Review by Karl Verhoven
Eddie is an unashamed gangster in prohibition era USA, one with an advantage other gangsters lack: he can’t be killed. Well, he can, but a short time afterwards he returns to life provided someone finds his corpse and touches it, transferring their life force. The title refers to his last spell among the deceased. He’s also in on a secret not known to many of his contemporaries, which is that 1930s gangster culture is actually controlled by demons. The big bad boss seen on the sample art is Alphonse Aligheri, Cullen Bunn’s nod to one of the earliest fictional depictions of hell, but there are others and there’s a constant dance between them for total control of the rackets. When a demon brokering a peace deal disappears, it’s a major problem, but one that might just offer Eddie a way out. “That’s what I like about you Eddie, you’re always thinking,” he’s told, “So I want you to think about this. You take care of this for me, and you and me are square.”
A poor sap given one final job that will possibly set them free is a fictional standby that rarely ends well and generally throws up plenty of complications. Having established the originality in setting up his scenario, Bunn slips back to double-crossing, gangster noir familiarity for much of what follows, but he’s established enough intrigue to carry us along as Eddie searches for answers.
Brian Hurtt also receives a story credit, so presumably had some input beyond his nuanced art, which somehow never received the attention and praise it should. Hurtt is an excellent storyteller, with a compact definition to his pages. There’s no unnecessary flash about them, but everything needed to tell the story well is there, and he conveys a mood excellently. A nice touch is that Eddie may come back to life, but as drawn by Hurtt he bears the scars of his previous deaths, and many artists wouldn’t bother differentiating the dozens of demons who feature, but Hurtt takes the time to do so. As seen in the sample art, his Aligheri is especially distinctive.
The novelty is the intrusion of demons in a gangster story, and while the plot is never predictable, it’s not one intended as a puzzle for readers to figure out, as some information Eddie learns is deliberately kept from us. There are enough anomalies introduced to sustain Three Days Dead, but it never quite grips as it should, possibly due to Eddie being very one-note and not entirely sympathetic.

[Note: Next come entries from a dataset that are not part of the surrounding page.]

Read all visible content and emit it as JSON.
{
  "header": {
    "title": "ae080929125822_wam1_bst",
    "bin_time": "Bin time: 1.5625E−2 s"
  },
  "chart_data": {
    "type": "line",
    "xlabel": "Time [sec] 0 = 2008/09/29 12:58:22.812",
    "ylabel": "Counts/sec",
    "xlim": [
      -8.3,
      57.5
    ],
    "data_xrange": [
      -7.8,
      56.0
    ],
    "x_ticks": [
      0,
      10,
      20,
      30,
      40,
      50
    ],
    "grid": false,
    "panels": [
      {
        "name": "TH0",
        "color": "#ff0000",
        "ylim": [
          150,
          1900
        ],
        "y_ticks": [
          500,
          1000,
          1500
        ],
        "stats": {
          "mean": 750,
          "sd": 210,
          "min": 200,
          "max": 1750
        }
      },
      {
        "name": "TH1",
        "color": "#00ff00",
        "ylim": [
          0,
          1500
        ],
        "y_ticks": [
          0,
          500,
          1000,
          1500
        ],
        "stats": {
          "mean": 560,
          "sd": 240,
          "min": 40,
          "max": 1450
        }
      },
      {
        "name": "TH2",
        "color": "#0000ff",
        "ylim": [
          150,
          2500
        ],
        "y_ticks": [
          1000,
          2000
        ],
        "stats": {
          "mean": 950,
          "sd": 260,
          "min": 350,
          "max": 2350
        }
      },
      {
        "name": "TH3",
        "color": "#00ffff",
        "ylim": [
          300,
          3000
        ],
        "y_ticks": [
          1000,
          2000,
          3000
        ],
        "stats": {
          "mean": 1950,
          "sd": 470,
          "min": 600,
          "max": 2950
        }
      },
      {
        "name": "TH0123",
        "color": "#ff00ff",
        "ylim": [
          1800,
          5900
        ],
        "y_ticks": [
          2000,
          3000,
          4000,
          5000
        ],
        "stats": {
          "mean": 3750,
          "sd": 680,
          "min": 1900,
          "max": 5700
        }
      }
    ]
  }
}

Three Days Dead was originally published as a black and white collection, but when Bunn and Hurtt returned to the idea after almost a decade it was reissued with Bill Crabtree’s colouring added. Colouring work originally intended for monochrome doesn’t always work well, but by limiting the colours Crabtree adds a new vibrancy, although the current edition matches the dimensions of the sequels, and so is slightly smaller than the first black and white trade. Ill-Gotten follows.